Multimodal Large Language Models (MLLMs) have become invaluable tools for visual interpretation, especially for Blind and Low Vision (BLV) individuals. These AI-powered applications, like Be My AI and SeeingAI, help users understand their surroundings by providing descriptions of images they capture. However, a common challenge with these systems is their tendency to generate very comprehensive, often lengthy descriptions, regardless of what the user actually needs to know. This can lead to inefficient interactions, forcing BLV users to sift through irrelevant details to find the specific information they are looking for.
To address this, researchers Ricardo E. Gonzalez Penuela, Felipe Arias-Russi, and Victor Capriles have developed an innovative system that guides MLLMs to provide more contextually relevant information. Their work, detailed in the paper “Guiding Multimodal Large Language Models with Blind and Low Vision People Visual Questions for Proactive Visual Interpretations,” leverages historical questions asked by BLV users to anticipate future informational needs. You can read the full research paper here: Research Paper.
How the System Works
The core idea behind this system is to learn from past interactions. When a BLV user provides an image, the system doesn’t just generate a generic description. Instead, it identifies similar visual contexts from a specialized dataset called VizWiz-LF, which contains real visual questions from BLV users paired with their images. By retrieving these semantically similar past visual contexts and their associated questions, the system can then guide the MLLM to generate descriptions that are more aligned with what BLV users typically seek in such situations.
For example, if past users frequently asked about nutritional information or expiration dates when viewing food products, the system would prioritize including such details in its description of a new food image.

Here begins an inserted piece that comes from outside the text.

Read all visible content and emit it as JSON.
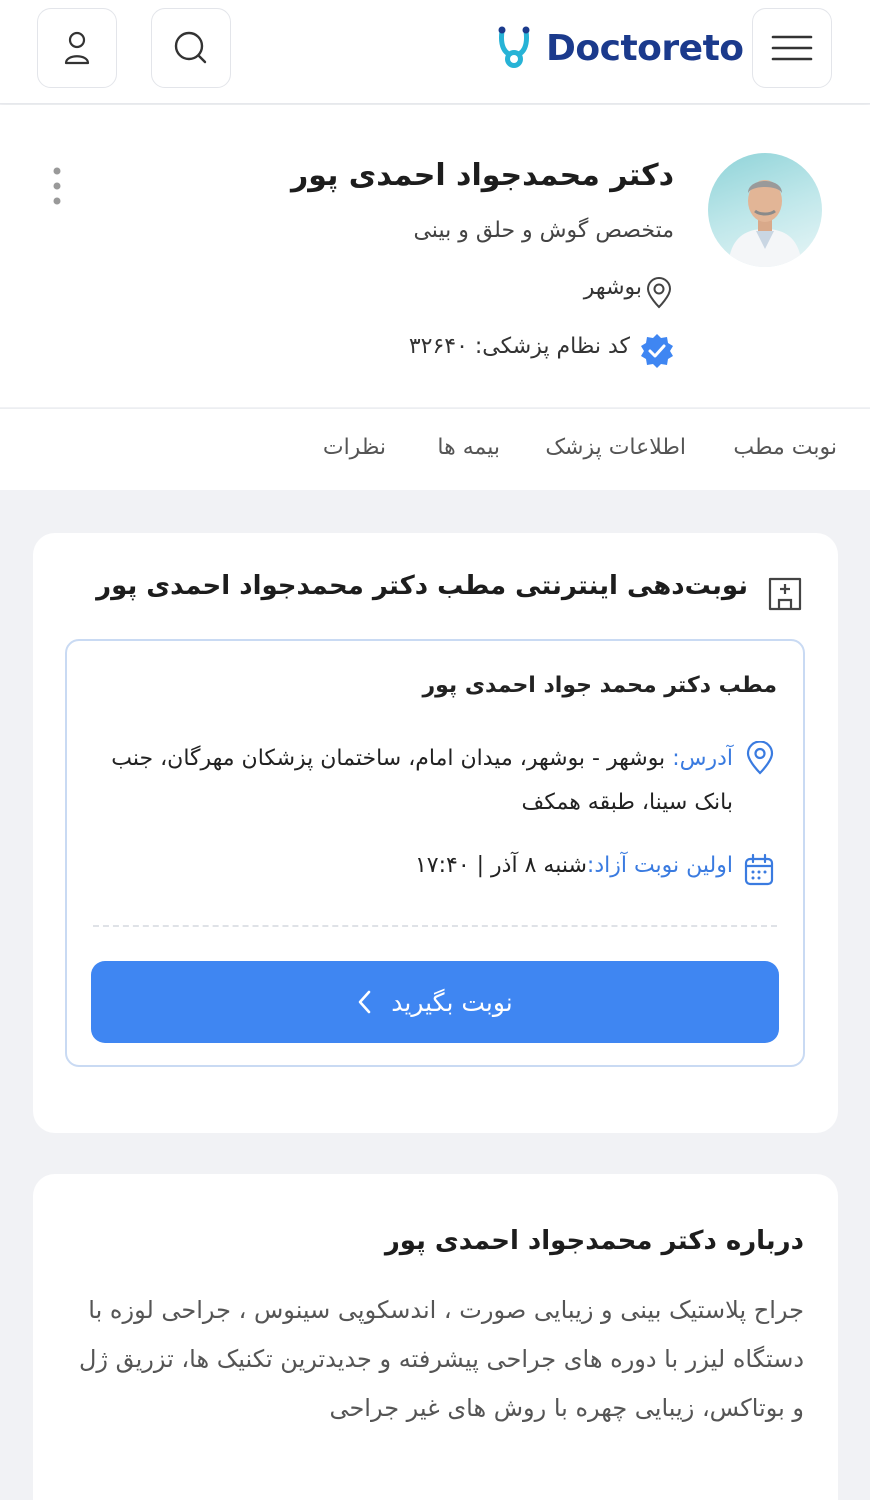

This proactive approach aims to deliver the most critical information upfront, reducing the need for follow-up questions and making the interaction more efficient.
The Evaluation and Key Findings
The researchers conducted a human evaluation to compare their “context-aware” descriptions with “context-free” (baseline) descriptions. Three human labelers reviewed 92 descriptions, assessing whether they anticipated and answered the users’ real questions and which description they preferred. The evaluation used Gemini 2.5 Pro as the MLLM and Cohere Embed v4 for generating multimodal embeddings, with a ChromaDB vector database for context retrieval.
The results were promising:
- Context-aware descriptions were found to be more accurate, anticipating and answering users’ questions in 76.1% of cases, compared to 63.0% for context-free descriptions.
- Crucially, context-aware descriptions successfully anticipated and answered the user’s question in 15.2% of cases where the context-free description failed entirely.
- Human labelers preferred context-aware descriptions in 54.3% of comparisons, primarily because they focused on critical information, especially for food-related products (e.g., expiration dates, cooking instructions, nutritional information).
- While context-free descriptions were sometimes preferred for providing broader context (20.7% of cases), the overall improvement in relevance and accuracy with context-aware descriptions was significant.
Also Read:
- A New Benchmark for Evaluating Audio Descriptions in Movies
- Decoding How AI Understands the World: A Multimodal Perspective
Impact and Future Directions
These findings highlight that historical user questions are a powerful signal for guiding MLLMs to provide proactive and more contextually relevant visual interpretations for BLV users. The system improved overall performance without degrading the MLLM’s core ability to answer questions.
Looking ahead, the researchers plan to expand the context dataset beyond the current 600-pair VizWiz-LF, incorporating larger and more varied datasets. They also aim to explore personalized context retrieval based on individual usage patterns and integrate other alternative sources of contextual information to further enhance accuracy and relevance for personal use cases.